The Holy Ghost Is God
The Holy Ghost, likewise, is not a mere influence or impersonal force, but a divine Person, fully God. When Ananias lied to the Holy Ghost, Peter said, “thou hast not lied unto men, but unto God” (Acts 5:3–4) — equating the Spirit with God in a single breath. The Spirit possesses the attributes of God: He is eternal (Hebrews 9:14), omniscient, searching “the deep things of God” (1 Corinthians 2:10–11), and omnipresent (Psalm 139:7). He does the works of God — creating, regenerating, sanctifying. He is a Person who speaks, wills, teaches, intercedes, and can be grieved (Ephesians 4:30). He is named with the Father and the Son as their equal, and so we worship Him as God.
How the Church Has Confessed It
Because heresies arose early — some denying the Son’s deity, others the Spirit’s, others the distinction of the Persons — the church was compelled to state plainly what Scripture teaches. The ancient confession known as the Athanasian Creed put it with great care: that we worship one God in Trinity, and Trinity in Unity; neither confounding the Persons, nor dividing the substance; the Father, the Son, and the Holy Ghost each uncreated, eternal, almighty, and God — and yet there are not three Gods, but one God. This is not the adding of human philosophy to Scripture; it is the faithful summary of what Scripture says, set as a fence against error.
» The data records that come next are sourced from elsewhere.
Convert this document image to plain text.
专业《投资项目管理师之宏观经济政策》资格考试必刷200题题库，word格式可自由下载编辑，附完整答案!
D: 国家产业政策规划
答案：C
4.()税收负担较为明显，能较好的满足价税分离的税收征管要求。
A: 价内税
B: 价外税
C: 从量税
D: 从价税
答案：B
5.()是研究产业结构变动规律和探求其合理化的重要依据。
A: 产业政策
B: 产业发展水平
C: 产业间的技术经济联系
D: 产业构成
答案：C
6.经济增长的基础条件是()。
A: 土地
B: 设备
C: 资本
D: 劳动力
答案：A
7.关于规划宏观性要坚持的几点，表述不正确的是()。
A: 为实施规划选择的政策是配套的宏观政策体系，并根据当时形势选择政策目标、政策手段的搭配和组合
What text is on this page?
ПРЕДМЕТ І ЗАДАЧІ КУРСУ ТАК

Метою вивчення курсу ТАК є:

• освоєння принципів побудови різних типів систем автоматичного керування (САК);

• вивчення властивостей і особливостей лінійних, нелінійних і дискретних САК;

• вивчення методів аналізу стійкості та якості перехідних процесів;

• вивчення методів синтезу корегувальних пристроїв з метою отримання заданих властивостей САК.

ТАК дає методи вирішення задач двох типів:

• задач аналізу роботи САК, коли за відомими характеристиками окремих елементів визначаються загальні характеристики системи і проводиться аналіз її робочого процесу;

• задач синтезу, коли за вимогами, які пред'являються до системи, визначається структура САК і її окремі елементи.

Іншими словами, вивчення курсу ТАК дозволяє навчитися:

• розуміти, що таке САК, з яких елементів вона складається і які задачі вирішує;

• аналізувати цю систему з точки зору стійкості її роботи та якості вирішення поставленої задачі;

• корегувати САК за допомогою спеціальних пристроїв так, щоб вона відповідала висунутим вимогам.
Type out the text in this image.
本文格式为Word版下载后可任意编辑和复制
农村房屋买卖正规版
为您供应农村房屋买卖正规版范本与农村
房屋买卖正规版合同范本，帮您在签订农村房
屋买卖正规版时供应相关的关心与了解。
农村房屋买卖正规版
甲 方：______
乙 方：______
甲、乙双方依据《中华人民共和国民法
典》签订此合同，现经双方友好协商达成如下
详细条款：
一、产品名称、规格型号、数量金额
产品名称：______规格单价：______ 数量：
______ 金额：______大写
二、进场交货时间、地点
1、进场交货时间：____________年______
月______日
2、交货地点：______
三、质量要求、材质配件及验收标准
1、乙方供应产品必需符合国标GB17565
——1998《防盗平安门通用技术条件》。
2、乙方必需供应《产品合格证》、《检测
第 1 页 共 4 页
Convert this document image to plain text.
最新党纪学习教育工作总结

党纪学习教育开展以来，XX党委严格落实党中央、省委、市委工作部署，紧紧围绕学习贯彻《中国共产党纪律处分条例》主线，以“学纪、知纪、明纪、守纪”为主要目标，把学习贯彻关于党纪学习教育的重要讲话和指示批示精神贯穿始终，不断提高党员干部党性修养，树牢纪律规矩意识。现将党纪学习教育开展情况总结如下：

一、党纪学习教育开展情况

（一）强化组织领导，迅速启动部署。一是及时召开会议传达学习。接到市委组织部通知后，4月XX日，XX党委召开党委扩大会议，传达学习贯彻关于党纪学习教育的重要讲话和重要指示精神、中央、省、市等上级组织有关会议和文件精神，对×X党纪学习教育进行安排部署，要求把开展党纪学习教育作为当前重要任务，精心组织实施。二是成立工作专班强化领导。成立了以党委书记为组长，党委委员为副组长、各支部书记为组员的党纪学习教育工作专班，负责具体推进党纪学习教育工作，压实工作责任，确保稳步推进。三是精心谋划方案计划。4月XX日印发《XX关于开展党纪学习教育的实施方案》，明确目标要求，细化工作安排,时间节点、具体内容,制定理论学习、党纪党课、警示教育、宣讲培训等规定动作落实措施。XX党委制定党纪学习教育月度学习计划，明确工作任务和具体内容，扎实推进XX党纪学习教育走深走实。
A Warning Against the Old and New Errors
The same heresies the early church faced are alive in our own day, often under new names. There are still those who, like the ancient Arians, deny that the Son is truly and eternally God, making Him a created being — this is the error of the Jehovah’s Witnesses. There are those who, like the old modalists, deny the distinction of the Persons, collapsing the three into one Person wearing three masks — the error of “Oneness” teaching. And there are those who deny the doctrine altogether as unreasonable. To all of these the answer is the same: we are not asked to comprehend the infinite God with our finite minds, but to believe what He has revealed of Himself. A God small enough to be fully understood would not be God at all.
Why It Matters
This is no abstract puzzle for theologians; it is the ground of our salvation and the air our worship breathes. The whole work of redemption is Trinitarian: the Father chooses and sends, the Son accomplishes redemption by His blood, and the Holy Ghost applies that redemption to the heart. To pray, we come to the Father, through the Son, by the Spirit. To be saved is to be chosen by the Father, redeemed by the Son, and regenerated by the Spirit. Take away any of the three Persons, or confound them into one, and the gospel collapses. The triune God is not merely a doctrine the Christian holds; He is the God the Christian loves, worships, and will adore forever.
Let us then bow before this God in humble adoration, not presuming to weigh the Infinite in the scales of our reason, but receiving with faith and wonder the God who has made Himself known — one in essence, three in Person, glorious in all His works, and worthy of everlasting praise. To the Father, and to the Son, and to the Holy Ghost, be glory now and forever. Amen.